技術
約2分で読めます
【Next】npmが壊れたのでpnpmに切り替えた【React2Shell脆弱性】
背景
前回の記事でReact2Shell脆弱性(CVE-2025-55182 / CVE-2025-66478)について長々と対策メモを残していたが、まあアップデートすりゃいいだろ、ということで安易に進めた結果がこれである。
以下のアップデートを実行しようとした:
- Next.js 16.0.3 → 16.0.7
- React 19.2.0 → 19.2.1
- react-dom 19.2.0 → 19.2.1
発生した問題
npm install が以下のエラーで繰り返しクラッシュ:
npm error Cannot read properties of null (reading 'matches')試した対策(全て失敗)

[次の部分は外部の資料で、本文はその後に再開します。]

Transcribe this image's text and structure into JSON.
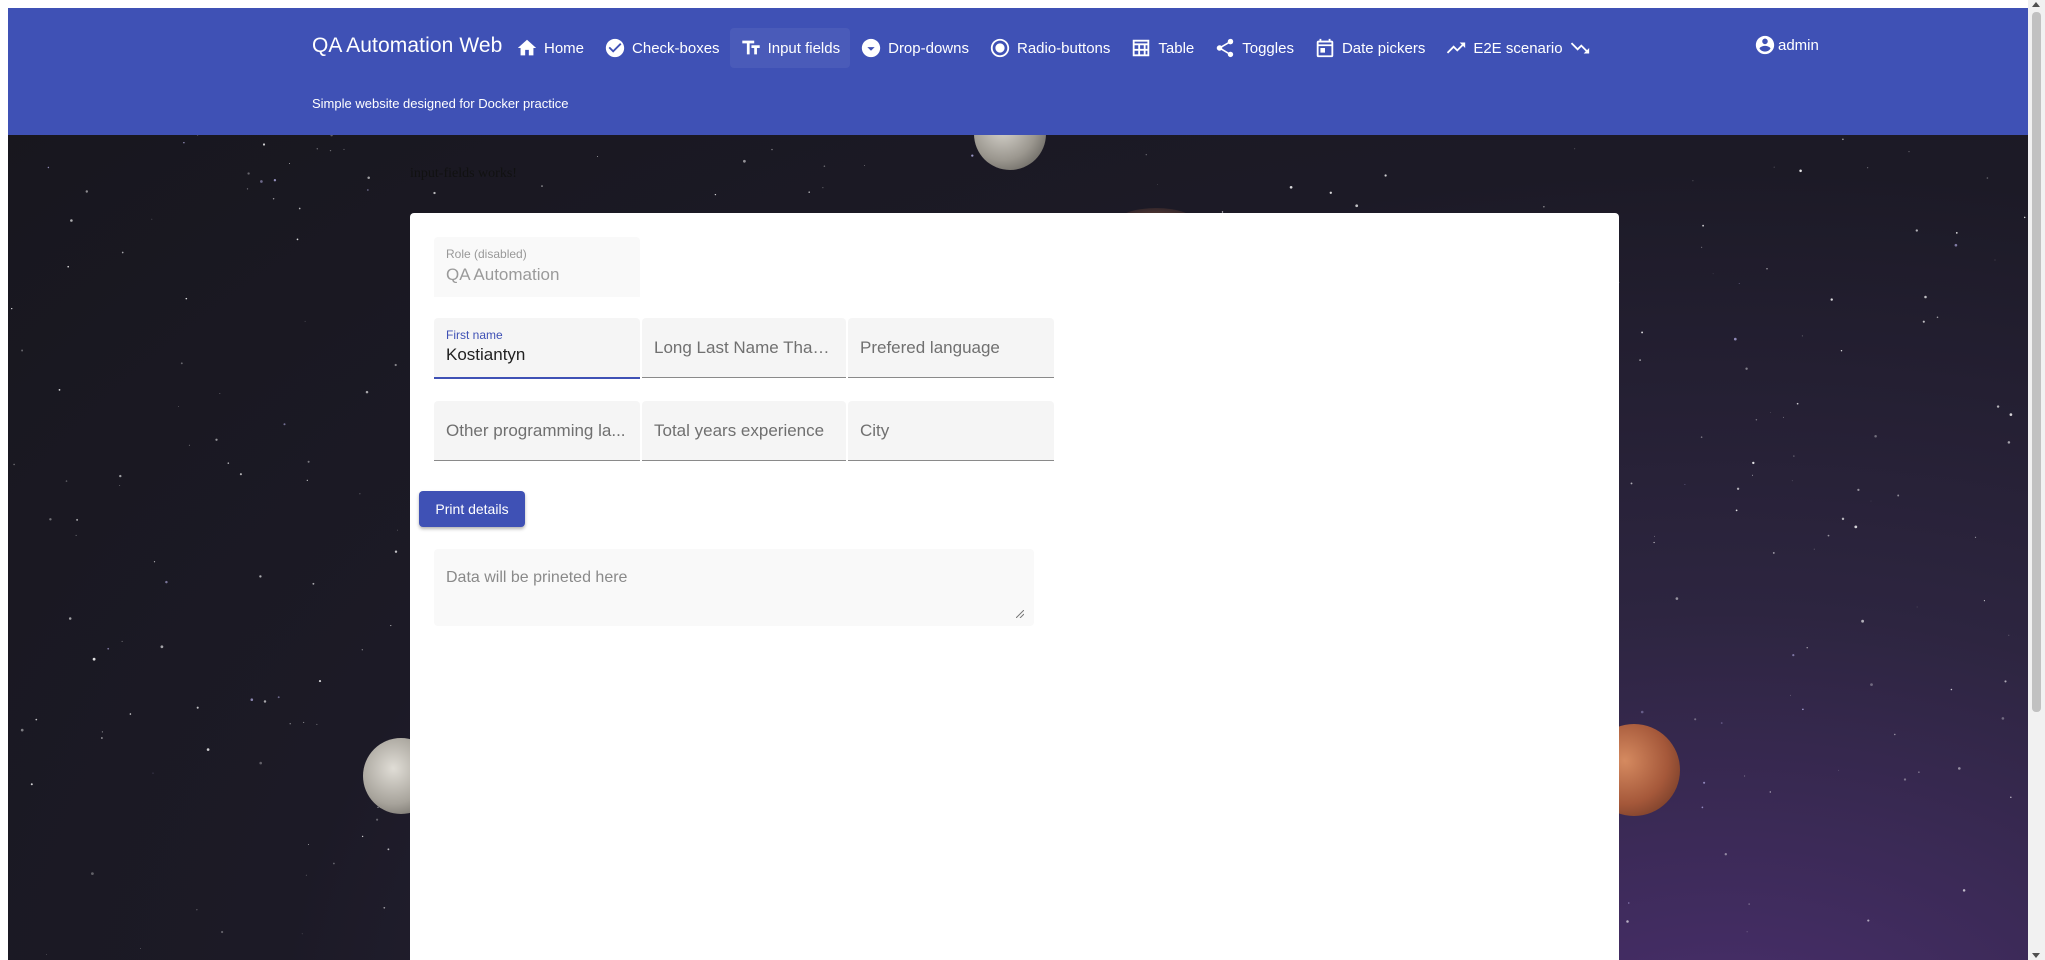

npm install→ 失敗npm install --force→ 失敗node_modulesとpackage-lock.jsonを削除してクリーンインストール → 失敗
いずれも同じ内部エラーで失敗。npm自体のバグまたはキャッシュ破損の可能性が高い。
解決策:pnpmへの切り替え
pnpm install結果:20秒で正常完了
dependencies:
- next 16.0.3
+ next 16.0.7
- react 19.2.0
+ react 19.2.1
- react-dom 19.2.0
+ react-dom 19.2.1
Done in 20sビルドも成功:
✓ Next.js 16.0.7 (Turbopack)
✓ Compiled successfully in 2.9s
✓ Generating static pages (8/8)まとめ
| 項目 | 結果 |
|---|---|
| 脆弱性対策 | 完了(CVE-2025-55182 / CVE-2025-66478) |
| パッケージマネージャー | npm → pnpm に変更 |
| ビルド | 正常動作 |
原因は正直わからない。うちの環境固有の問題かもしれない。
ただ、npmは最近サプライチェーン攻撃やら何やらで汚染がひどいし、pnpmの方がまだマシな気がする。他のプロジェクトでもpnpm使ってるので、この機会に統一した。
まあGitのリポジトリを汚染されたわけでもないので、アプデで済むならアプデしてプッシュし直した方が早い。